Fifth: Then the next thing I want you to take with you is GOD'S PRESENCE. The Lord says, “I will no more hide my face from them.” This I think, means several things; first, I will never disapprove of them. I disapproved of them in the first Adam, and in themselves, in their own works; “For by the works of the law shall no flesh living be justified;” but they are approved in Christ and if approved in Christ, then the approbation is entire, intense, and eternal. And then also it will mean, I will never withhold from them anything that I intend for them on the ground of any sin of theirs. In the old covenant, sin could hinder; because if the covenant were violated the path was stopped up; but here in Christ Jesus the path will never be stopped up. Here is the new covenant in contrast to the old, who can hinder him? “I will no more hide my face from them no more disapprove them, and no more shall they lose the mercy that I have for them. In the first Adam they lost everything; in the first covenant they lost everything; in the second covenant they shall lose nothing finally; for “this is the will of God in Christ Jesus, that of all he has given to Christ he should lose nothing.”
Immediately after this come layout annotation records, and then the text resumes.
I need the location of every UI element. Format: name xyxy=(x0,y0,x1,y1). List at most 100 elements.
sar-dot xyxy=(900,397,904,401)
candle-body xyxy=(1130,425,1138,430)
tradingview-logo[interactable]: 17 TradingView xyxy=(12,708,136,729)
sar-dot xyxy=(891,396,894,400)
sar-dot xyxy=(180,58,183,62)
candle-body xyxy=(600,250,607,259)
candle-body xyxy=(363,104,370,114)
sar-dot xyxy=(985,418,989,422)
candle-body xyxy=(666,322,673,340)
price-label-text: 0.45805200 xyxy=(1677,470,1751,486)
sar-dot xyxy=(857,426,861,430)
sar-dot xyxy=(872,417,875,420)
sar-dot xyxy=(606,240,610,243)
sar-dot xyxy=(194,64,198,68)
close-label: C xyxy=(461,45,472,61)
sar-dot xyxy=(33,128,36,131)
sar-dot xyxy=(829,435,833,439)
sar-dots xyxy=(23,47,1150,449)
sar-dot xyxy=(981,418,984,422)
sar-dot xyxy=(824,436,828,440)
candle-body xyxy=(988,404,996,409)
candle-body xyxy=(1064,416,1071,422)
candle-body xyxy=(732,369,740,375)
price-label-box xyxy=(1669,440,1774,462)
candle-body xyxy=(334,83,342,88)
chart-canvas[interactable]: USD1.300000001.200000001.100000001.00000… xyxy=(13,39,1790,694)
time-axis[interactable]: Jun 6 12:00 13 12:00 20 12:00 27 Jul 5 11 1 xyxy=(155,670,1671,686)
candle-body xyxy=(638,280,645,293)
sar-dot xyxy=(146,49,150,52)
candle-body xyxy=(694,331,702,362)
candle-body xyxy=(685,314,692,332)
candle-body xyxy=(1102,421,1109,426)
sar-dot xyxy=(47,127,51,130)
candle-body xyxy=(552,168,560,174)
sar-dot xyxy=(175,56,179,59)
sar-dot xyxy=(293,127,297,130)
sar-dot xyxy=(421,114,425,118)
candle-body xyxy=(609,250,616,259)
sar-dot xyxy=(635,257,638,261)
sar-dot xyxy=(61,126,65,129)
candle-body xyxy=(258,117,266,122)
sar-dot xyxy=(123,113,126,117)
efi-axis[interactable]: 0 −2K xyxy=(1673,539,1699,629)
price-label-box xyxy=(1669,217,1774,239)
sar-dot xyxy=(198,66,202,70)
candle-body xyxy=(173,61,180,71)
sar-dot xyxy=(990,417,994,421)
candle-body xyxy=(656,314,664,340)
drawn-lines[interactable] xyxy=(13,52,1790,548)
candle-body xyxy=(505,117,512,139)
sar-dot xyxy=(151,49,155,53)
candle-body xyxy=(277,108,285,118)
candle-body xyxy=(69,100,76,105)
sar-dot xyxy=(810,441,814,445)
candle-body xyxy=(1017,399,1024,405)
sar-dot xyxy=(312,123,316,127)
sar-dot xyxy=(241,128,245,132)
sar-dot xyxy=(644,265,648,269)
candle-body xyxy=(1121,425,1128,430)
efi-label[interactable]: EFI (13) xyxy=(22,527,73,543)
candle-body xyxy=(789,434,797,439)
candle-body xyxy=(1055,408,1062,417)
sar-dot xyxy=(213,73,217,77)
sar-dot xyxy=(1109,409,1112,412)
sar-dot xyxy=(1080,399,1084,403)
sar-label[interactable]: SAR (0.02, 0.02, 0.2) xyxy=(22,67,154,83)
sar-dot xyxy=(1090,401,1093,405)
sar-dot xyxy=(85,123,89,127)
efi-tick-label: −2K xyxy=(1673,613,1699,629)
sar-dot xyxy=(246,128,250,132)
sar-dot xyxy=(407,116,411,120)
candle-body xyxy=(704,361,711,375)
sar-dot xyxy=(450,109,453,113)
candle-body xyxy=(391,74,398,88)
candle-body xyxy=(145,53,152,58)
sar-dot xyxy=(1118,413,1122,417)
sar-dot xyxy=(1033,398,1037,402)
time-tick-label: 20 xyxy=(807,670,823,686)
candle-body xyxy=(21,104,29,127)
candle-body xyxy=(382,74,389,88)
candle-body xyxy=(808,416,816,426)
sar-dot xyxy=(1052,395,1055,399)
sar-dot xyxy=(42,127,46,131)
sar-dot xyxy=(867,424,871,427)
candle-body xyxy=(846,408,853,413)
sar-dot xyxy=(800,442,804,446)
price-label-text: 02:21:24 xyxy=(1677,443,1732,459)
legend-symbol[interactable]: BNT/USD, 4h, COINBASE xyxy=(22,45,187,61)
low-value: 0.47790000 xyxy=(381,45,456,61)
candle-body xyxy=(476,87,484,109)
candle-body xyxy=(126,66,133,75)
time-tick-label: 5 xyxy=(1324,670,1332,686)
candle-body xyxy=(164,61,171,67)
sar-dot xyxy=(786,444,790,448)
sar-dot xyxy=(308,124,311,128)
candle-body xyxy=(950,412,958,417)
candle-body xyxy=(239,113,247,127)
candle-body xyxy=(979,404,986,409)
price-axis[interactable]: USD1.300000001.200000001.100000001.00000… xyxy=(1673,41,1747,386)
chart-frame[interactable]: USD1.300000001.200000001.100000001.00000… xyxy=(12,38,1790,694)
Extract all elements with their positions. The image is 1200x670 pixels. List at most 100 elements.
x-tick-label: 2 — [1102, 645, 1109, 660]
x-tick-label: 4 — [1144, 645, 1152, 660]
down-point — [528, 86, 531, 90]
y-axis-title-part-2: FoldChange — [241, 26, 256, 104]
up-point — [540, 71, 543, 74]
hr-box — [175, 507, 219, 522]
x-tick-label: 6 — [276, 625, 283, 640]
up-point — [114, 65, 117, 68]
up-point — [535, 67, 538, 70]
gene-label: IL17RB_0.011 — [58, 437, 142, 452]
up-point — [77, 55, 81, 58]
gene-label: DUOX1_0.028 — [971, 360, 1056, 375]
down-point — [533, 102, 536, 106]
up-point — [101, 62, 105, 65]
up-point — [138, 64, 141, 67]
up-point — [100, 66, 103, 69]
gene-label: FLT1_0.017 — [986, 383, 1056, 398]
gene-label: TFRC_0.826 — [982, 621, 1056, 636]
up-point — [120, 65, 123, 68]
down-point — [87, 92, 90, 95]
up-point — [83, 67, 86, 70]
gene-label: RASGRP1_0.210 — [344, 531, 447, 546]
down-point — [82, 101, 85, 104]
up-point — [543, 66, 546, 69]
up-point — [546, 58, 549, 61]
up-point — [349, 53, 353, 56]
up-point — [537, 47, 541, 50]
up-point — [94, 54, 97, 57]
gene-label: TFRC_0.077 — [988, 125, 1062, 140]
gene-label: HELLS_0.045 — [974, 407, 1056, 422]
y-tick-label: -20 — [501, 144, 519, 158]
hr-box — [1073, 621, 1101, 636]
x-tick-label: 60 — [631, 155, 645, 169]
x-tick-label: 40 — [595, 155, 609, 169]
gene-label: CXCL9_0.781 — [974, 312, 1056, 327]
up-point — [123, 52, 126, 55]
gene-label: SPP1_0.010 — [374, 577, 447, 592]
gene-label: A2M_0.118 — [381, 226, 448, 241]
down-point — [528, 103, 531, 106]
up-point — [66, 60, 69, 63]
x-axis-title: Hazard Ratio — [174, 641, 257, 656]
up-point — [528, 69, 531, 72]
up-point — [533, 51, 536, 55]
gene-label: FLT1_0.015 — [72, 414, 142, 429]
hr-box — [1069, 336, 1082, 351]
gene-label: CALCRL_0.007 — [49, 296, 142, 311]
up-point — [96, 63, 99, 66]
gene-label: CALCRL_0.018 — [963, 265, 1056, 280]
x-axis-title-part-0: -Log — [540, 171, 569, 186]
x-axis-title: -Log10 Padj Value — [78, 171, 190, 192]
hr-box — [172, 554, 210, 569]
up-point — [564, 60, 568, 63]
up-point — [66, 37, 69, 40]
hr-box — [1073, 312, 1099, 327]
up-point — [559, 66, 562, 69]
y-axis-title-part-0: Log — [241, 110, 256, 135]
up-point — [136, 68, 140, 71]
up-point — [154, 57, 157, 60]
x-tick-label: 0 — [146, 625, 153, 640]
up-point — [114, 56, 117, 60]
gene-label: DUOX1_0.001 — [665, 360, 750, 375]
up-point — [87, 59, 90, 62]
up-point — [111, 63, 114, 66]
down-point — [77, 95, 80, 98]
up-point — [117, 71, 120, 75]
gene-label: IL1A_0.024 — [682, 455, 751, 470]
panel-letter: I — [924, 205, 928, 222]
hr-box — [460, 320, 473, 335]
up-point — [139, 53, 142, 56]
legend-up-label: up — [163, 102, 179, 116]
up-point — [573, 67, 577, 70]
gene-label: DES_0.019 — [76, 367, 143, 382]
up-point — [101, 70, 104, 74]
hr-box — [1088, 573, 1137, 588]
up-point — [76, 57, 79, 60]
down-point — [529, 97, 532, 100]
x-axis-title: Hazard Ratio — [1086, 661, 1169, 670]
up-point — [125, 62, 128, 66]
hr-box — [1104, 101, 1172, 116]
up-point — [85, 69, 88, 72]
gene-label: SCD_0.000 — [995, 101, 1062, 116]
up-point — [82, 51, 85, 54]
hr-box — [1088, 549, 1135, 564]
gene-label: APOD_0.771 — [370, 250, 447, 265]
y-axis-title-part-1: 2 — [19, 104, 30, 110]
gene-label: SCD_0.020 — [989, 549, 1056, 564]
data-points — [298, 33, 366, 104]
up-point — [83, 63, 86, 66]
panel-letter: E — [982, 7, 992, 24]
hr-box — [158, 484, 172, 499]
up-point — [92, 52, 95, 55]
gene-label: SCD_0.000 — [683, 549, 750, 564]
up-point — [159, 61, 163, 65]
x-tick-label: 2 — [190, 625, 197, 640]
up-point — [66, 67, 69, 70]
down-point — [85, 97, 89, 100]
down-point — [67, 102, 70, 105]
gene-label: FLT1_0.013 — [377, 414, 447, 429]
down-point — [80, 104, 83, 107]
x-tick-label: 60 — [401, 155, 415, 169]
And now notice the winding up. It says at the close, “I have poured out my spirit upon the house of Israel, says the Lord God.” What does this mean? It means that you are of one mind with him. Is it his mind to save you according to the order of his covenant? You will be of one mind with him in this. Is it his mind to save you by the sacrifice and intercession of Christ? You will be of one mind with him in this. Is it his mind to save you according to the testimony of his Spirit? You will be of one mind with him in this. Is it his mind to save you according to his mercy? You will be of one mind with him in this. Is it his mind to save and take you to glory, that he will be your God from this day and forward, by the substitution of Christ? You will be of one mind with him in this. Is it his mind never to hide his face from you again? You will be of one mind with him in this.
Here, then, the Lord appears in and by Christ Jesus, in his eternity, in his immutability, in the certainty of his promises. I have said nothing of the encouragement this gives for us to go forward; I must leave my text unfinished, though I shall not preach from it again, at least not in continuation at present; but oh, what can be more encouraging? Tomorrow the Lord will be with you, the next day he will be with you, next week he will be with you; and when you come to die, he will be with you; when you rise from the dead, he will be with you; when you go to heaven, he will be with you. “I am their God from this day and forward:” no if, no but, no uncertainty about it.